En effet, une série de points cruciaux seront déterminés entre la première et la deuxième lecture (moyens humains et budgétaires, actualisation des chiffres, calendrier, « analyse fine des compétences », définition du périmètre précis des transferts, transfert des biens meubles et immeubles…), alors que le processus de concertation sera quasiment clôturé.
L’APW regrette également l’utilisation faite de son étude sur les hypothèses d’avenir des Provinces wallonnes en ce sens où le Gouvernement wallon ne retient que les éléments en faveur de sa thèse et estime qu’il s’agit là d’une analyse fine des compétences exercées par les Provinces, ce qui n’est évidemment pas le cas.
De plus, les données avancées dans l’étude doivent être revues et actualisées (champs flou de compétences à transférer, mesures antérieures du fonds des Provinces non prises en compte, double comptabilisation ordinaire/extraordinaire, ajout ou non des 10 % du fonds liés aux actions additionnelles de supracommunalité, évolution des activités des Provinces et du fonctionnement de leurs services…).

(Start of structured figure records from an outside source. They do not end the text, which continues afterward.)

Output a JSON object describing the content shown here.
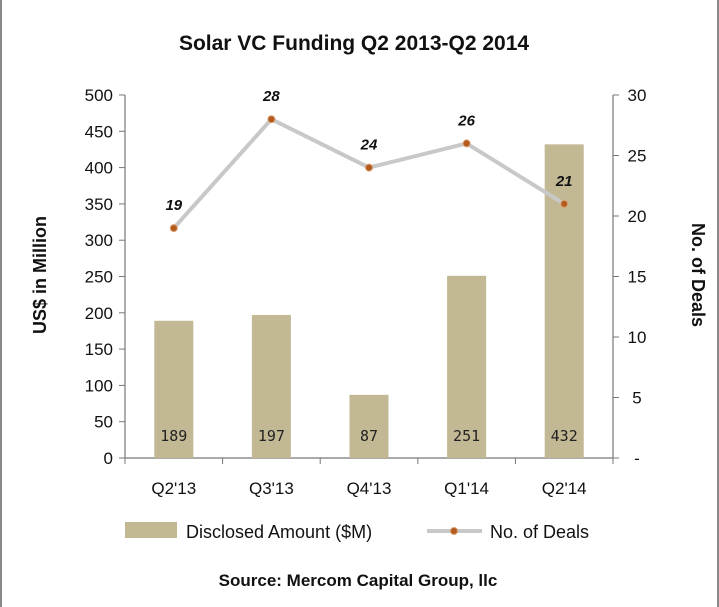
{
  "chart_data": {
    "type": "bar",
    "title": "Solar VC Funding Q2 2013-Q2 2014",
    "categories": [
      "Q2'13",
      "Q3'13",
      "Q4'13",
      "Q1'14",
      "Q2'14"
    ],
    "series": [
      {
        "name": "Disclosed Amount ($M)",
        "type": "bar",
        "axis": "left",
        "values": [
          189,
          197,
          87,
          251,
          432
        ],
        "color": "#c2b894"
      },
      {
        "name": "No. of Deals",
        "type": "line",
        "axis": "right",
        "values": [
          19,
          28,
          24,
          26,
          21
        ],
        "color": "#c8c8c8",
        "marker_color": "#b35a1f"
      }
    ],
    "ylabel": "US$ in Million",
    "ylim": [
      0,
      500
    ],
    "yticks": [
      "0",
      "50",
      "100",
      "150",
      "200",
      "250",
      "300",
      "350",
      "400",
      "450",
      "500"
    ],
    "y2label": "No. of Deals",
    "y2lim": [
      0,
      30
    ],
    "y2ticks": [
      "-",
      "5",
      "10",
      "15",
      "20",
      "25",
      "30"
    ],
    "legend_position": "bottom"
  },
  "source": "Source: Mercom Capital Group, llc"
}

Les réunions de concertation
Les réunions de concertation ont débuté le 4 février dernier à l’Elysette. Le Gouvernement wallon a reçu les représentants des Provinces afin d’échanger sur la méthodologie de mise en œuvre des transferts de compétences. Lors de cette rencontre, une clé USB contenant de nombreux tableaux à compléter a été remise aux cinq Provinces. Toutes les informations, en termes d’actions, de budgets, de personnel ou encore de bâtiments étaient alors sollicitées dans un délais intenable de deux semaines.
Les rencontres avec les Ministres fonctionnels se sont alors succédé dans le courant du mois de février en vue de définir, ensemble, le champ des compétences à transférer. Ces échanges n’ont, cependant, pas permis d’apporter des éclaircissements quant au texte ni d’apaiser les inquiétudes des Provinces.

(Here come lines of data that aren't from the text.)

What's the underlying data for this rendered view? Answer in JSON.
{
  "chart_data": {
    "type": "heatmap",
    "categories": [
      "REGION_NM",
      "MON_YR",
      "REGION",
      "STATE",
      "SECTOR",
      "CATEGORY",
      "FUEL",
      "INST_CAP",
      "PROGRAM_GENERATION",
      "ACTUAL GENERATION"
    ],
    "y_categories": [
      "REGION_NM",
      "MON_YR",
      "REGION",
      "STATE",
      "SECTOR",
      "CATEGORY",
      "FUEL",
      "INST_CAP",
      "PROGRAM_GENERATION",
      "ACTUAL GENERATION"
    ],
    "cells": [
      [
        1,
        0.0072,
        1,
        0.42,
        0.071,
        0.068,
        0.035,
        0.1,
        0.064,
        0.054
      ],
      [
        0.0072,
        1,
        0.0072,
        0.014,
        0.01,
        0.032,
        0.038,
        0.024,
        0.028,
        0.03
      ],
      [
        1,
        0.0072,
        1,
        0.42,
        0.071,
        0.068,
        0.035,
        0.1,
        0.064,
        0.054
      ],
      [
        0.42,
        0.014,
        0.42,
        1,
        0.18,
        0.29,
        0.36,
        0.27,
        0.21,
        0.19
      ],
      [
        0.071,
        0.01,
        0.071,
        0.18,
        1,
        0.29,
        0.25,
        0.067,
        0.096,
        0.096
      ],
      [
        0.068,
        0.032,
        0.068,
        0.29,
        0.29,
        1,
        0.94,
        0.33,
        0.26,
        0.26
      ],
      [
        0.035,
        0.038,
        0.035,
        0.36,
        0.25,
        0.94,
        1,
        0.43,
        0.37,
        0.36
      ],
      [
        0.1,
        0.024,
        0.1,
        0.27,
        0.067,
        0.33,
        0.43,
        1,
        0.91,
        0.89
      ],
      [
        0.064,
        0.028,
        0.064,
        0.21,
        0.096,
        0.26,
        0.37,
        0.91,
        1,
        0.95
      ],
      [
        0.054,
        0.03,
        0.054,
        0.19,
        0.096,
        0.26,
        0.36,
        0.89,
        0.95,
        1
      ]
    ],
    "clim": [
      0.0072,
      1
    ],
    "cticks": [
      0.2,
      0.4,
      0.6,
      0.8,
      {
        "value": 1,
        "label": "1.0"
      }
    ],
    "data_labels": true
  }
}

Il ressort même de ces réunions de concertation avec les Ministres une conception de la méthodologie à appliquer propre à chacun, ce qui ne permet pas d’avancer efficacement dans la délimitation du champ des compétences concernées par cet avant-projet de décret.

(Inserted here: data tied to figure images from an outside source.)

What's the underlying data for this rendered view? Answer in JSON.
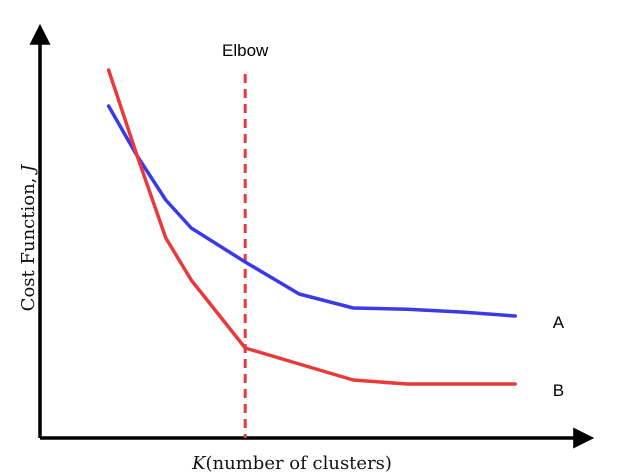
{
  "chart_data": {
    "type": "line",
    "title": "",
    "xlabel_italic": "K",
    "xlabel_rest": "(number of clusters)",
    "ylabel_rest": "Cost Function, ",
    "ylabel_italic": "J",
    "xlim": [
      0,
      10
    ],
    "ylim": [
      0,
      10
    ],
    "grid": false,
    "legend": "none",
    "axis_color": "#000000",
    "annotations": [
      {
        "text": "Elbow",
        "x": 3.8,
        "y": 9.55
      }
    ],
    "vline": {
      "x": 3.8,
      "color": "#e83a3a",
      "dashed": true
    },
    "series": [
      {
        "name": "A",
        "color": "#3a3ae8",
        "label_x": 9.6,
        "x": [
          1.27,
          1.8,
          2.33,
          2.8,
          3.8,
          4.8,
          5.8,
          6.8,
          7.8,
          8.8
        ],
        "y": [
          8.3,
          7.05,
          5.95,
          5.25,
          4.4,
          3.6,
          3.25,
          3.22,
          3.15,
          3.05
        ]
      },
      {
        "name": "B",
        "color": "#e83a3a",
        "label_x": 9.6,
        "x": [
          1.27,
          1.8,
          2.33,
          2.8,
          3.8,
          4.8,
          5.8,
          6.8,
          7.8,
          8.8
        ],
        "y": [
          9.2,
          7.05,
          5.0,
          3.95,
          2.25,
          1.85,
          1.45,
          1.35,
          1.35,
          1.35
        ]
      }
    ]
  }
}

Qu’en est-il du personnel concerné par la réforme ?
Le Gouvernement wallon n’a rien communiqué sur le transfert du personnel, ce qui ne fait qu’accroître nos inquiétudes quant à ce transfert, qui doit garantir le maintien des droits des agents, qu’ils soient statutaires ou contractuels.
L’APW a donc posé toute une série de questions quant au caractère volontaire ou obligatoire des départs, à la délocalisation, au risque d’engorgement dans les services régionaux, au risque de discrimination dans les systèmes d’évolution de carrière, à la valorisation des formations, aux impacts financiers et en termes de pension…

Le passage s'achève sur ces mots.